Statins inhibit HMG-CoA reductase, the enzyme that synthesizes both cholesterol and coenzyme Q10. By blocking CoQ10, they deprive mitochondria of an essential electron carrier, causing fatigue, muscle pain, cramps, and paradoxically an increased diabetogenic risk. Their cardiovascular benefit is essentially linked to their anti-inflammatory effect, not to cholesterol reduction.

03 What is homocysteine and why is it dangerous for the heart?

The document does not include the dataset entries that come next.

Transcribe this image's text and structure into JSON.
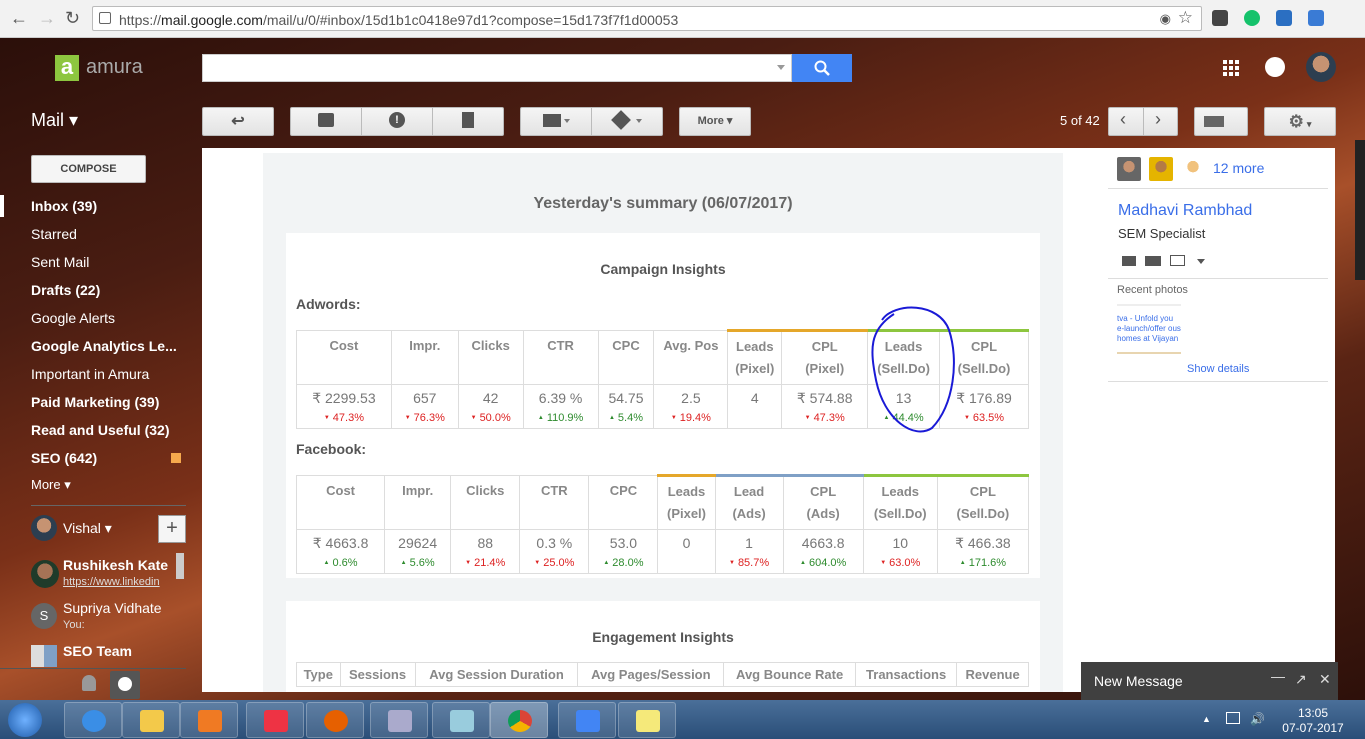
{
  "browser": {
    "url_prefix": "https://",
    "url_host": "mail.google.com",
    "url_path": "/mail/u/0/#inbox/15d1b1c0418e97d1?compose=15d173f7f1d00053"
  },
  "header": {
    "brand": "amura",
    "logo_letter": "a",
    "mail_label": "Mail ▾",
    "pager": "5 of 42",
    "more_label": "More ▾"
  },
  "sidebar": {
    "compose": "COMPOSE",
    "folders": [
      {
        "label": "Inbox (39)",
        "bold": true
      },
      {
        "label": "Starred",
        "bold": false
      },
      {
        "label": "Sent Mail",
        "bold": false
      },
      {
        "label": "Drafts (22)",
        "bold": true
      },
      {
        "label": "Google Alerts",
        "bold": false
      },
      {
        "label": "Google Analytics Le...",
        "bold": true
      },
      {
        "label": "Important in Amura",
        "bold": false
      },
      {
        "label": "Paid Marketing (39)",
        "bold": true
      },
      {
        "label": "Read and Useful (32)",
        "bold": true
      },
      {
        "label": "SEO (642)",
        "bold": true
      },
      {
        "label": "More ▾",
        "bold": false
      }
    ],
    "user": "Vishal ▾",
    "chats": [
      {
        "name": "Rushikesh Kate",
        "sub": "https://www.linkedin"
      },
      {
        "name": "Supriya Vidhate",
        "sub": "You:",
        "initial": "S"
      },
      {
        "name": "SEO Team",
        "sub": ""
      }
    ]
  },
  "email": {
    "summary": "Yesterday's summary (06/07/2017)",
    "campaign_title": "Campaign Insights",
    "adwords_label": "Adwords:",
    "adwords": {
      "headers": [
        [
          "Cost"
        ],
        [
          "Impr."
        ],
        [
          "Clicks"
        ],
        [
          "CTR"
        ],
        [
          "CPC"
        ],
        [
          "Avg. Pos"
        ],
        [
          "Leads",
          "(Pixel)"
        ],
        [
          "CPL",
          "(Pixel)"
        ],
        [
          "Leads",
          "(Sell.Do)"
        ],
        [
          "CPL",
          "(Sell.Do)"
        ]
      ],
      "values": [
        "₹ 2299.53",
        "657",
        "42",
        "6.39 %",
        "54.75",
        "2.5",
        "4",
        "₹ 574.88",
        "13",
        "₹ 176.89"
      ],
      "deltas": [
        {
          "t": "47.3%",
          "dir": "dn"
        },
        {
          "t": "76.3%",
          "dir": "dn"
        },
        {
          "t": "50.0%",
          "dir": "dn"
        },
        {
          "t": "110.9%",
          "dir": "up"
        },
        {
          "t": "5.4%",
          "dir": "up"
        },
        {
          "t": "19.4%",
          "dir": "dn"
        },
        {
          "t": "",
          "dir": ""
        },
        {
          "t": "47.3%",
          "dir": "dn"
        },
        {
          "t": "44.4%",
          "dir": "up"
        },
        {
          "t": "63.5%",
          "dir": "dn"
        }
      ]
    },
    "facebook_label": "Facebook:",
    "facebook": {
      "headers": [
        [
          "Cost"
        ],
        [
          "Impr."
        ],
        [
          "Clicks"
        ],
        [
          "CTR"
        ],
        [
          "CPC"
        ],
        [
          "Leads",
          "(Pixel)"
        ],
        [
          "Lead",
          "(Ads)"
        ],
        [
          "CPL",
          "(Ads)"
        ],
        [
          "Leads",
          "(Sell.Do)"
        ],
        [
          "CPL",
          "(Sell.Do)"
        ]
      ],
      "values": [
        "₹ 4663.8",
        "29624",
        "88",
        "0.3 %",
        "53.0",
        "0",
        "1",
        "4663.8",
        "10",
        "₹ 466.38"
      ],
      "deltas": [
        {
          "t": "0.6%",
          "dir": "up"
        },
        {
          "t": "5.6%",
          "dir": "up"
        },
        {
          "t": "21.4%",
          "dir": "dn"
        },
        {
          "t": "25.0%",
          "dir": "dn"
        },
        {
          "t": "28.0%",
          "dir": "up"
        },
        {
          "t": "",
          "dir": ""
        },
        {
          "t": "85.7%",
          "dir": "dn"
        },
        {
          "t": "604.0%",
          "dir": "up"
        },
        {
          "t": "63.0%",
          "dir": "dn"
        },
        {
          "t": "171.6%",
          "dir": "up"
        }
      ]
    },
    "engagement_title": "Engagement Insights",
    "engagement_headers": [
      "Type",
      "Sessions",
      "Avg Session Duration",
      "Avg Pages/Session",
      "Avg Bounce Rate",
      "Transactions",
      "Revenue"
    ]
  },
  "right": {
    "more_people": "12 more",
    "name": "Madhavi Rambhad",
    "title": "SEM Specialist",
    "recent_photos": "Recent photos",
    "thumb_text": "tva - Unfold you e-launch/offer ous homes at Vijayan",
    "show_details": "Show details"
  },
  "new_message": {
    "title": "New Message"
  },
  "taskbar": {
    "time": "13:05",
    "date": "07-07-2017"
  },
  "colors": {
    "accent_blue": "#4285f4",
    "up": "#2e8b2e",
    "down": "#dd2222",
    "amura_green": "#8dc63f"
  }
}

Homocysteine is an intermediate metabolite that accumulates in cases of deficiency in vitamins B6, B9, or B12. It is endotheliotoxic: it causes lesions in the vascular wall, modifies coagulation factors, prevents dilation of small arteries, and promotes platelet aggregation. An increase of 5 µmol/L confers an 80% increased risk in women and 60% in men. Healthy levels are below 7 µmol/L.

04 What is the link between the gut and cardiovascular disease?

The intestinal microbiota influences cardiovascular risk through three pathways: translocation of bacterial LPS (metabolic endotoxemia via elevated LBP) which triggers systemic inflammation, production of TMAO from carnitine and choline which is endotheliotoxic, and intestinal hyperpermeability which allows macromolecules to pass through triggering immune reactions.

05 What are the essential nutrients to protect the heart?

Omega-3 EPA and DHA (optimal erythrocyte index 8-10%), coenzyme Q10 (especially with statins), magnesium, vitamins B6-B9-B12 (for homocysteine), vitamin D, vitamin K2 MK-7 (180 µg/day to reverse arterial stiffness), alpha-lipoic acid (universal antioxidant), selenium, and glutathione (via NAC). A Mediterranean diet rich in polyphenols, small fatty fish, and vegetables completes the picture.